Research and Planning
If you don’t even research your sports bets, how do you know it’s a good bet? Rarely does intuition or gut feeling allow you to win in the long term. Planning ahead is also important. If you find yourself rushing to place bets before kick-off, or waking up an hour before a game you already somehow knew you’d bet on then you’re betting on impulse and for enjoyment. Research means hours of meticulously looking at form, highlights, news, conditions, history, etc. Whichever sport you bet on you should have a solid knowledge of that league that grows every time you research a team or game, and you should have your bets placed long before the day of the game. Some strategies involving placing a late bet, but for the most part you should have a clear idea of where your money is going well in advance.

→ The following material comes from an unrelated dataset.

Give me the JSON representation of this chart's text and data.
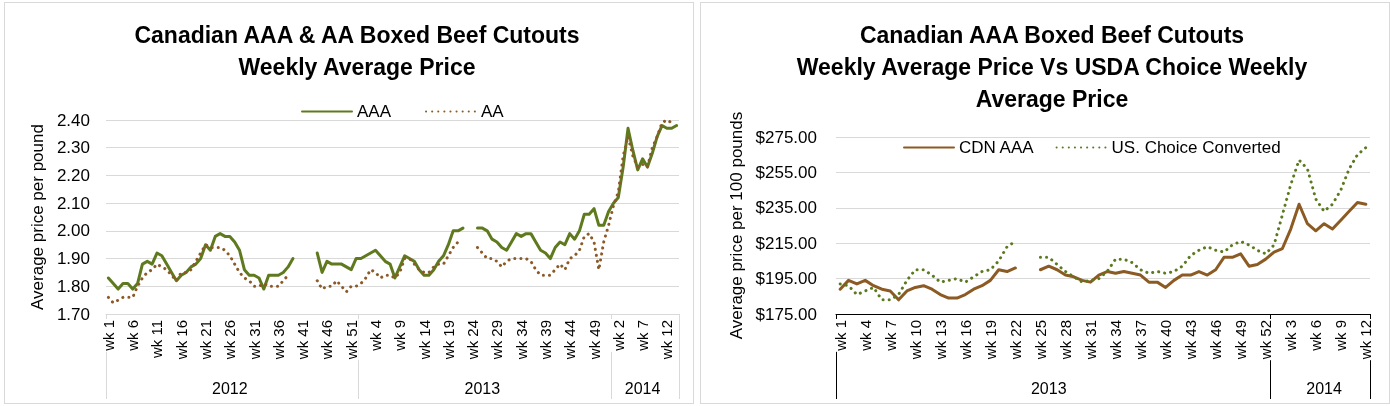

A professional bettor will understand the art of discipline and embrace it. Only by using the keys to disciplined sports betting will you be able to make continual profit from sports betting in the long run. Casual bettors who fail to plan, research and devise a bankroll with a staking plan are likely to come unstuck. The art of discipline when betting is lost on them and no matter how much money they have available to bet, they’ll likely find a way to lose it. The art of discipline when betting should mean an almost business like approach that only professionals or the investment-minded may have. Every and any sport calls for discipline when betting, otherwise progress will not be made.
"Fail to prepare, prepare to fail".
It’s an old saying but one that still rings true. Sports betting as a form of investment isn’t about having fun or releasing your emotions, it’s the opposite. The art of discipline helps you realise that betting is an investment. If you wish to bet seriously and with discipline but cannot quite control your staking or emotions, then consider a separate account when you can have some fun. But separate your feelings from your real betting bank and understand that things like need, greed and a desire for quick and easy wealth have no place in the mindset of a disciplined and successful bettor.